Le but est de documenter des techniques utilisées par les attaquants pour aider les défenseurs à mieux anticiper,
comprendre et piéger ces comportements dans le cadre d’un projet de honeypot.
Toutes les manipulations décrites ici sont menées dans un but d’étude et de recherche en cybersécurité. Ce
document ne constitue en aucun cas une incitation à contourner des protections logicielles à des fins malveillantes.
1.a: Introduction
Pour tester la résilience de notre honeypot face à des attaques automatisées, nous nous sommes
mis à la recherche d'outils de gestion de backdoors web couramment utilisés par les attaquants.
« Shell Enslaver » est une application PHP destinée à centraliser et piloter des webshells déployés sur des serveurs
compromis. L'interface épurée permet à l'attaquant de facilement ajouter ou importer des webshells.

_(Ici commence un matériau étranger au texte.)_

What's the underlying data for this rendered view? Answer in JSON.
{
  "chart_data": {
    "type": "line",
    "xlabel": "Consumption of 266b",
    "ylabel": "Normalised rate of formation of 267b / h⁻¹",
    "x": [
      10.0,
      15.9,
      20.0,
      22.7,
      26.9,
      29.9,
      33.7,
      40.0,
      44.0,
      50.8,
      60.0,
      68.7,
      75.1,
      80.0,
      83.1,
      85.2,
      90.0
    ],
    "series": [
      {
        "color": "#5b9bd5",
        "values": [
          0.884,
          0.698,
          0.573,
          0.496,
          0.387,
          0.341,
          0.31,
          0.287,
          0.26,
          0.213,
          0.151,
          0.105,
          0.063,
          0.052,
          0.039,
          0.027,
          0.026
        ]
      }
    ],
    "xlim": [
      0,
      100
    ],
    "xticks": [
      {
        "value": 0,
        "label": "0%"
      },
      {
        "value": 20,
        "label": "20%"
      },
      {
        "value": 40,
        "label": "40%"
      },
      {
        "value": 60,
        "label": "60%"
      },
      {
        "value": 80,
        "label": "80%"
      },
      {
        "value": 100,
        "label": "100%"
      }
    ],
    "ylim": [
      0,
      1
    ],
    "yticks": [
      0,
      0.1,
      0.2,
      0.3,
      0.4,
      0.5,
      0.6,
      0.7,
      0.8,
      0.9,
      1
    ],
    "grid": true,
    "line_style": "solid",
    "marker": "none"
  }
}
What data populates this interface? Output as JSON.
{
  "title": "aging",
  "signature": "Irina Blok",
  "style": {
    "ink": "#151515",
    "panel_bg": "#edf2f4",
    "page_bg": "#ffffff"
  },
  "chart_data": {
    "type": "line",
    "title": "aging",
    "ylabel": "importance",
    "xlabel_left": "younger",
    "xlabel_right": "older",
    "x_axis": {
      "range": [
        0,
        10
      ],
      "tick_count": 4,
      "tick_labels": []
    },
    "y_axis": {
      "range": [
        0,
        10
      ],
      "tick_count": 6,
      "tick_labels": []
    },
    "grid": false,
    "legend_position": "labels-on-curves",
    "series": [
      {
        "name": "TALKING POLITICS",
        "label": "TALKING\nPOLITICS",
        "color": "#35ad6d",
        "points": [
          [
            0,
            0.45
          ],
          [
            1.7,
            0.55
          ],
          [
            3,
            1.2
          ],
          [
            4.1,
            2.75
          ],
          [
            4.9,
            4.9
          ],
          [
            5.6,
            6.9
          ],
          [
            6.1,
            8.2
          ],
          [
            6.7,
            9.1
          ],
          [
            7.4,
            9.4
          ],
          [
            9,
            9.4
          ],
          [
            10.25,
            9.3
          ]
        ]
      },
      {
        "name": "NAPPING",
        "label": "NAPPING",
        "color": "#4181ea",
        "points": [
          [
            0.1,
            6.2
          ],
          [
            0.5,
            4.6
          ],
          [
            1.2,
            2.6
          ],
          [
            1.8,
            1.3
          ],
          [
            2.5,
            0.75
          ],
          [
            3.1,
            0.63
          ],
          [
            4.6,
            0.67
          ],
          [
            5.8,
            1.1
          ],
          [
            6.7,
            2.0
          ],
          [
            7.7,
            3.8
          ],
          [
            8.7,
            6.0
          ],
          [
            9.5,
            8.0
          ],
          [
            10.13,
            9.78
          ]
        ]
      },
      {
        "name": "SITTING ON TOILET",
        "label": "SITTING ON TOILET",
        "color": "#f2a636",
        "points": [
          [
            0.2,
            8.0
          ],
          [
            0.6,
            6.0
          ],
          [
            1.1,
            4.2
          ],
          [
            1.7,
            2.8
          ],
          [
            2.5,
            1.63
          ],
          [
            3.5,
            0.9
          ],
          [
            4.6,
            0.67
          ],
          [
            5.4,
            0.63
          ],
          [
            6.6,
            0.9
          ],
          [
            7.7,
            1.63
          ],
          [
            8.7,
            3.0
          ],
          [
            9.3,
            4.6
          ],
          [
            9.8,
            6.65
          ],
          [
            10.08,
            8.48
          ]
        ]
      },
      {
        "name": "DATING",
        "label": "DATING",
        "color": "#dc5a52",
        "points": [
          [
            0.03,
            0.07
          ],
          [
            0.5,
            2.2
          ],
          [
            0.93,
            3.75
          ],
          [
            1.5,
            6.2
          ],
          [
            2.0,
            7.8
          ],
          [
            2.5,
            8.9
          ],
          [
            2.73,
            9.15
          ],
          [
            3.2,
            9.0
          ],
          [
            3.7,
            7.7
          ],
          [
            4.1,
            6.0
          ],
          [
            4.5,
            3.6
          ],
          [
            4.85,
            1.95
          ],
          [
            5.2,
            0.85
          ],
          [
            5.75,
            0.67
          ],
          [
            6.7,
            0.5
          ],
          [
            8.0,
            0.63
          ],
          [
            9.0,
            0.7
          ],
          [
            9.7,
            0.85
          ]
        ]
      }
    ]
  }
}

Il est ensuite possible de
sélectionner des webshells afin d'exécuter des commandes, d'uploader des fichiers, de vérifier la validité des backdoors ou
encore d'utiliser des modules complémentaires comme :
- « Framer » : pour l'injection d'iframes malveillantes
- « Htaccess » : pour la manipulation des règles de redirection
- « Domain Searcher » : pour l'exploration de domaines liés à l'hôte compromis

1.b: WSO Shell Manager, un outil malveillant techniquement abouti
En poursuivant nos recherches de hacktools, nous avons identifié « WSO Shell Manager ». Cet outil payant, développé pour
Windows par un russe, se distingue par son interface graphique soignée, des fonctionnalités avancées, et une logique
d'industrialisation d'attaques à grande échelle. WSO est vendu via des forums russes orientés vers des pratiques illicites de
Search Engine Optimisation, ce qui suggère une utilisation fréquente dans des campagnes malveillantes ciblant des sites
web ayant un fort trafic pour du détournement ou de la monétisation ( BlackSEO, redirections sauvages, hébergements de
contenus illicites, etc. ).
Voici une capture d’écran de l’annonce de vente du produit:

En 2014, son prix était fixé à 2500 WebMoney Rubles soit ~$55–60 dollars américains, ce qui n'était pas très onéreux. Le
premier message de la mise en vente sur ce forum remonte au 4 août 2014, en étant déjà à la version 5 du produit. Le dernier
message de l'auteur pour annoncer la version 10.45 date du 17 août 2023. Durant 9 ans, cet outil à un prix attractif a sû
évoluer et s'est rapidement professionnalisé grâce à un développement actif ce qui explique sa popularité.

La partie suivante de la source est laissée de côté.